J’ai déjà dit qu’elle était trop maigre ? On pouvait faire le tour de son poignet avec la pince index-pouce… Limite anorexique !
Elle regardait timidement partout, cherchant son amie parmi la foule des anonymes aux visages fermés et tristes : la Frankaoui est un pays éminemment dépressogène. Le quai gris, les murs gris, l’odeur rance du ballast. Une sensation de désespoir l’envahit. Décidément, Paname n’avait rien de romantique. Au contraire. En quittant le quai, elle entendit appeler :
— Lindsay ! Lindsay !
Marie arrivait en courant, tout essoufflée, agitant le bras. Elle avait ses beaux cheveux châtains dénoués. C’est comme si elle était devenue plus belle. Lindsay se jeta dans ses bras, cela lui fit du bien.

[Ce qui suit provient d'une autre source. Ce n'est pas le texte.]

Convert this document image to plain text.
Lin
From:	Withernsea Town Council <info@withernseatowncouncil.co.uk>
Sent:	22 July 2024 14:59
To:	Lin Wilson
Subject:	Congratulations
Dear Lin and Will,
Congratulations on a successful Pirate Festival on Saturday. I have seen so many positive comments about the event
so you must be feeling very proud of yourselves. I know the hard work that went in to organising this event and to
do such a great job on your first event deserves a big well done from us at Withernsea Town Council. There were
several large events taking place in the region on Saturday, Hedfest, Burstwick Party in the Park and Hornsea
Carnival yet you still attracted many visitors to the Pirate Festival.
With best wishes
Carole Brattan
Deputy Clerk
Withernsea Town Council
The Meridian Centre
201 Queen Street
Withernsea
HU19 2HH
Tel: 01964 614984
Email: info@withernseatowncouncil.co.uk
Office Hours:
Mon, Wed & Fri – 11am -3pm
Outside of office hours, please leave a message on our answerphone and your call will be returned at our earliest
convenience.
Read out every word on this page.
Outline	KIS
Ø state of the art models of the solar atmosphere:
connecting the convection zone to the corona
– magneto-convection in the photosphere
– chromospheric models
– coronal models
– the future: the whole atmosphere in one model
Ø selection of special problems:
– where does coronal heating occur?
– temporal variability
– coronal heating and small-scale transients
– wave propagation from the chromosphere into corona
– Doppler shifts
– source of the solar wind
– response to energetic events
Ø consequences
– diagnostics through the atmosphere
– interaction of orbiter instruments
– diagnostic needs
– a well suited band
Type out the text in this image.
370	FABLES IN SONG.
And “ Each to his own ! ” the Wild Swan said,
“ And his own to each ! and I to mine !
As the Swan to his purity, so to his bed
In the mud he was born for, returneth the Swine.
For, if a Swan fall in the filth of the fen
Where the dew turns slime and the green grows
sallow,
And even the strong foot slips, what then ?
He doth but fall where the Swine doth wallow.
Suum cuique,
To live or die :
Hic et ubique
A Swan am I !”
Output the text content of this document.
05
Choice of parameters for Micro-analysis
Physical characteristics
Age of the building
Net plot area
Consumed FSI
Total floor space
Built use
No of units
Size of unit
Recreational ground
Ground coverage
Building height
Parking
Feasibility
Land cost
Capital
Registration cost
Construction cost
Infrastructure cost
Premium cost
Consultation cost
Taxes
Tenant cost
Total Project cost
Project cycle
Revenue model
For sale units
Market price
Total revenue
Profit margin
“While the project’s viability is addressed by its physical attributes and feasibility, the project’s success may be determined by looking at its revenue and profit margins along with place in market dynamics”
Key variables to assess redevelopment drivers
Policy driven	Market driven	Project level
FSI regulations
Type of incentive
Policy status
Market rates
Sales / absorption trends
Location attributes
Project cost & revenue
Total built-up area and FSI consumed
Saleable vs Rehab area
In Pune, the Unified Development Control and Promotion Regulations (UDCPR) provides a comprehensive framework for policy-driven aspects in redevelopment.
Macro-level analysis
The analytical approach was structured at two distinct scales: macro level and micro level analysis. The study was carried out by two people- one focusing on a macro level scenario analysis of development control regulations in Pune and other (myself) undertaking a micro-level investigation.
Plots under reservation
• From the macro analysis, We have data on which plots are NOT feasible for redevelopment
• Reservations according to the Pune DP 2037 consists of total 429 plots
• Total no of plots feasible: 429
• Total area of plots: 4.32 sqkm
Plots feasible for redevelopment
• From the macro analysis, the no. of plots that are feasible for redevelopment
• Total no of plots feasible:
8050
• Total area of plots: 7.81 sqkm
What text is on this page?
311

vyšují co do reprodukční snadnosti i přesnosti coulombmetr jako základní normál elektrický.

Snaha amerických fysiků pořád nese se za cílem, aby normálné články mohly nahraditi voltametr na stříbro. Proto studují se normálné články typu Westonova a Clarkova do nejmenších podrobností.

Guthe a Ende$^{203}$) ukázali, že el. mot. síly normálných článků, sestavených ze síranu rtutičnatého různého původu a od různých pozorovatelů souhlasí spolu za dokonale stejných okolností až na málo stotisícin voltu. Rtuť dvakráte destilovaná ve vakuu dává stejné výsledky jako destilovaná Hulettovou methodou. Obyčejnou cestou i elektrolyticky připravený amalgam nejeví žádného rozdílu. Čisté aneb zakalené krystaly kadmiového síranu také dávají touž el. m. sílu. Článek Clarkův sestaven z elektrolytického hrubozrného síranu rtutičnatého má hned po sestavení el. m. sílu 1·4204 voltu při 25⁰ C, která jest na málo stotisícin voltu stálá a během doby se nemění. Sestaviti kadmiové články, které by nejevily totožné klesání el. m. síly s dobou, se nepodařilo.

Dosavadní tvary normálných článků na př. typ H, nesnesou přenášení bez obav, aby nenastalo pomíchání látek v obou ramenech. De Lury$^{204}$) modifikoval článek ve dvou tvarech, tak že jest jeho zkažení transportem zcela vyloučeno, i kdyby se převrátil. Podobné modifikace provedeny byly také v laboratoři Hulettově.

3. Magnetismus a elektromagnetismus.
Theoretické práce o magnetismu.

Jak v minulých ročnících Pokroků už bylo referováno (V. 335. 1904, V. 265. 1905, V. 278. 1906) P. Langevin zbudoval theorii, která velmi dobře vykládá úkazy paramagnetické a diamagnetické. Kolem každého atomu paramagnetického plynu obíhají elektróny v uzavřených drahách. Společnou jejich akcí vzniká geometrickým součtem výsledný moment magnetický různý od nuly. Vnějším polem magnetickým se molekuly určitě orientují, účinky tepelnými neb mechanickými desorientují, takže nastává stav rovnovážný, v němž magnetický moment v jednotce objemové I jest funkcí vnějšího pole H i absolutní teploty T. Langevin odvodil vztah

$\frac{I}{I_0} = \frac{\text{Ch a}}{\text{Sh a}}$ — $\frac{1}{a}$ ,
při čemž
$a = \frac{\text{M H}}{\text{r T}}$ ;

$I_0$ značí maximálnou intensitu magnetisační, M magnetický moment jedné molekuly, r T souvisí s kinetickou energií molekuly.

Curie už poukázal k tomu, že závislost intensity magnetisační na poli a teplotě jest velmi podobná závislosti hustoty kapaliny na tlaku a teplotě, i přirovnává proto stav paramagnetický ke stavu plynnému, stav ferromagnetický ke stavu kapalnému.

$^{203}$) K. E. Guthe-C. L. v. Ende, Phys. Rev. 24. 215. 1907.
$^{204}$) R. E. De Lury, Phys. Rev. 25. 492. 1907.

— Fais gaffe à ta valise ! C’est Paname quand même. Ça grouille de racailles ! fit Marie.
— Oh !
Lindsay s’empressa de reprendre sa lourde valise.
— Viens ma belle, métro ! On ne traîne pas.
— Comment est l’appartement ?
— Petit… Mais… Bon, c’est propre et dans nos moyens.
— Mais quoi ?
— Le quartier… Tu sais, on ne peut pas être trop difficile. Le seizième c’est pas pour nous.
— Le quartier ?
— Enfin, t’inquiète… On m’a assuré… C’est juste… un peu triste et vieux…
— C’est dangereux ?
— Mais non ! Bon, il y a un bâtiment délabré en face… Un vieil hôtel abandonné…
— Ah…
La déception montait lentement et l’appréhension. Décidément, cela s’annonçait mal. Qu’allait-elle trouver ? Pourrait-elle le supporter et y vivre ? Elle eut envie de pleurer, mais sera les dents.
Le métro emporta les deux amies et les espoirs de Lindsay.
Enfin, elles grimpèrent les marches à la sortie du métro et pour la première fois, Lindsay vit le ciel de la capitale : plombé, terne, une lumière indigente, des façades tristes, ruisselantes d’humidité et de crasse, des trottoirs piégés de crottes et de trottinettes, des voitures partout… Lindsay eut un vertige, Marie la retint.
J’ai déjà dit qu’elle était trop maigre ? Non parce que là elle fait carrément une hypo…
— Tu n’as rien mangé ? demanda Marie, inquiète.
— Non… Je ne peux rien avaler !
— Ma pauvre… Viens, on va acheter un truc… Tu veux un bon kébab ?
— Tu veux que je vomisse ?
— Un gâteau ?
— Un bout de pain…
— Viens… Un bon gâteau ! Il faut que tu te remplumes… Tu es…
— Je sais !
— Tu n’as plus de formes…
— Je sais !
— Non mais c’est inquiétant…
— Assez !
Marie choisit des pâtisseries et mangea l’essentiel tandis que Lindsay picorait. Il fallut repartir, Marie se chargea de la valise.
— C’est encore loin ? demanda Lindsay.
— Hé ma belle tu veux des cibiches ? De la beuh ! De la bonne beuh ! fit un homme basané.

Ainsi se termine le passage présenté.